A few months later the eight-month pregnant woman turned on her gas fire for the first time that winter, and spent most of the afternoon and evening in the lounge with her friend, and later her husband. The couple went to bed at 11pm but overnight the woman was vomiting and had flu-like symptoms.

She spent the following day in bed and her husband also felt nauseous all day. They suspected they may have suffered carbon monoxide poisoning and contacted a Gas Safe registered company.

It was found that the flue in the cavity wall between the two properties, which allowed fumes to escape through a vent on the roof, had become blocked by rubble, and when an HSE inspector visited the neighbouring property, she found that a steel beam installed in the loft had broken through the flue and caused it to become blocked.

Topflite (North West) Ltd was fined £4,000 and ordered to pay £1,276 in prosecution costs after pleading guilty to a breach of the Health and Safety at Work Act 1974 on 26 February 2015.

The company was unavailable for comment yesterday.

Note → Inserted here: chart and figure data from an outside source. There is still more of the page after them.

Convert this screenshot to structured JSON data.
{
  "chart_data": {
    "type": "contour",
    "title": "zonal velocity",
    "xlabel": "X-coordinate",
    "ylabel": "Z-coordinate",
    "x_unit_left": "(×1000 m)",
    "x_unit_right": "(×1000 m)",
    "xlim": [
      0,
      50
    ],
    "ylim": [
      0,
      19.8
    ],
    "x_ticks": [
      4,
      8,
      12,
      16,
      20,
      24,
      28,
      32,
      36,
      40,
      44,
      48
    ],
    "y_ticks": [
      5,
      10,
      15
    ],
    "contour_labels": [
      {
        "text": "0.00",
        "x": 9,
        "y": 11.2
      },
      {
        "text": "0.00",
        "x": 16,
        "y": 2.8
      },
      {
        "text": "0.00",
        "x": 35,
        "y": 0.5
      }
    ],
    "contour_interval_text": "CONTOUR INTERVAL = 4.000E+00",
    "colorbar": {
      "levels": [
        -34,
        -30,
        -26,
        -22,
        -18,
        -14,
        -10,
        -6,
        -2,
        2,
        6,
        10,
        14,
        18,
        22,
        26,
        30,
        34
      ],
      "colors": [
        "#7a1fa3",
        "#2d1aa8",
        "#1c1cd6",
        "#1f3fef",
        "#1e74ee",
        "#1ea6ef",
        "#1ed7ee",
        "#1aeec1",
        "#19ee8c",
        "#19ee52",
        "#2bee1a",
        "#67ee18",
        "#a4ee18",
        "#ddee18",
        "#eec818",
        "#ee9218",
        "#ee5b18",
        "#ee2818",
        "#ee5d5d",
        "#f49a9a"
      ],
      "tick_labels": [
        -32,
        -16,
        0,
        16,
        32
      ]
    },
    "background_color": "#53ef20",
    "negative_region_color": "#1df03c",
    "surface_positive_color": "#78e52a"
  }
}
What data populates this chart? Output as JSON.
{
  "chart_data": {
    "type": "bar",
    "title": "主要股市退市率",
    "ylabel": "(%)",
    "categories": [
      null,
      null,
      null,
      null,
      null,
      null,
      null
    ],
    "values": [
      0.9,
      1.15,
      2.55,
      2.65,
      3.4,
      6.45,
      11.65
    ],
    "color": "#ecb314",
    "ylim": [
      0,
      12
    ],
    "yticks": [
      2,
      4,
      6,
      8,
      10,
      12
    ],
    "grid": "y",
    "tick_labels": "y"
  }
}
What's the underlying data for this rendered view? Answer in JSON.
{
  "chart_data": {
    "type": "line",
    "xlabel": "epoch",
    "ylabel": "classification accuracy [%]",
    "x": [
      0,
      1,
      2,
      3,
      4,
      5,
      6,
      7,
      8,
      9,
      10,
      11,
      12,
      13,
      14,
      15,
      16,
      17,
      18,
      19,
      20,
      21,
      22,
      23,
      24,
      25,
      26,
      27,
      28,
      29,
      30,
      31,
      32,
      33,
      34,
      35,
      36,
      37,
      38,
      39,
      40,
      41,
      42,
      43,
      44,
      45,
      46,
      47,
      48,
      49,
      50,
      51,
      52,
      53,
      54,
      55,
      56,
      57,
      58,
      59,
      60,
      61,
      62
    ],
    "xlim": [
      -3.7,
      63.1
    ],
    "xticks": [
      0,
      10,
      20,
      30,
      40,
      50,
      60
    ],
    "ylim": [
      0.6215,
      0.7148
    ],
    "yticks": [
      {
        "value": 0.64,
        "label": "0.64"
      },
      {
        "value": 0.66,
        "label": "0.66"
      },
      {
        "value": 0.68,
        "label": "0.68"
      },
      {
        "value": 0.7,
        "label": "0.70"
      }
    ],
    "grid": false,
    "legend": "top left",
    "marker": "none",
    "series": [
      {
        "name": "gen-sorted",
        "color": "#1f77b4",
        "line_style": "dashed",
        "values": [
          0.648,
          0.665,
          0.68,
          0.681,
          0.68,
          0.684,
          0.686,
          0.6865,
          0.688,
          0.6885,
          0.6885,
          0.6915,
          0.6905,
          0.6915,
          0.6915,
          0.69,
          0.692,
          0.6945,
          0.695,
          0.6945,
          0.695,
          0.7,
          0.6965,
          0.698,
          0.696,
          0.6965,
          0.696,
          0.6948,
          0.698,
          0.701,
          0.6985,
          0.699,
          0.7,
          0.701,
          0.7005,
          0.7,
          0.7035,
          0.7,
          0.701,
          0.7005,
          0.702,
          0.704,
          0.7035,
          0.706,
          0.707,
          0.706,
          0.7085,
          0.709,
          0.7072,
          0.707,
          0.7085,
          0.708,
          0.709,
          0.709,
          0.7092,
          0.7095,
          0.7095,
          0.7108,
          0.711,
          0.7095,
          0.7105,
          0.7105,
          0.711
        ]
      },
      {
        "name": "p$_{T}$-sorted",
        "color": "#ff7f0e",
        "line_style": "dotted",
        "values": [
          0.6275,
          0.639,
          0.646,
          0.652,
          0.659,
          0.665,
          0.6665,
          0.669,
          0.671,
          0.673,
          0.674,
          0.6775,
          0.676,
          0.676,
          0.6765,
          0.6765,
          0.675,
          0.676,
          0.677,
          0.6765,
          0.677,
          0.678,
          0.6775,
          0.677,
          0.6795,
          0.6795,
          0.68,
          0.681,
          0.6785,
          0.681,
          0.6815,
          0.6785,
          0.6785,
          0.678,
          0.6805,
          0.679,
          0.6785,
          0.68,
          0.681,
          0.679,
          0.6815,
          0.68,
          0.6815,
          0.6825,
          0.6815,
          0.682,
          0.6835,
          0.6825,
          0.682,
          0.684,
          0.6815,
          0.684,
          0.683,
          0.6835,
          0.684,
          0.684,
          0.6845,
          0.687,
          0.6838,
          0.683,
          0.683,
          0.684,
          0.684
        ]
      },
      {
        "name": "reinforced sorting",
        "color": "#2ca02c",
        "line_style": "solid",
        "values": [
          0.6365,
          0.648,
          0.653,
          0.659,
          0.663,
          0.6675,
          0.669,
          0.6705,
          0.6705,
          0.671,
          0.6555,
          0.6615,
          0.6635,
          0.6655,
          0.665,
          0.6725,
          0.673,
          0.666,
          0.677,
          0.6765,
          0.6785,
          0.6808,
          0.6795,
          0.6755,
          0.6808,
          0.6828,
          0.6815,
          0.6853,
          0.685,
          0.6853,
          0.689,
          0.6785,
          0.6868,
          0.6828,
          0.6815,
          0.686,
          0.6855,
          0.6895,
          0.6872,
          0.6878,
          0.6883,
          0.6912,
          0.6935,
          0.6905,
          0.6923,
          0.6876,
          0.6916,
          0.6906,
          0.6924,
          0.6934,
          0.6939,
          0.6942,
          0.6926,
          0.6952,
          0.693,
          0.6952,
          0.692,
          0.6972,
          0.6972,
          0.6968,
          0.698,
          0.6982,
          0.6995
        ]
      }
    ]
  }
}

Safety inspector Jacqueline Western said: “It’s vital that builders carefully consider the risks of any work they do in people’s homes, and that includes the impact it could have on attached properties. The work should have been properly planned so that the new steel beam could be installed without affecting the flue.

“Building firms have a legal duty to ensure the lives of both their workers and people affected by their work are not put at risk as a result of their actions. Topflite failed to meet that requirement and found itself in court as a result.”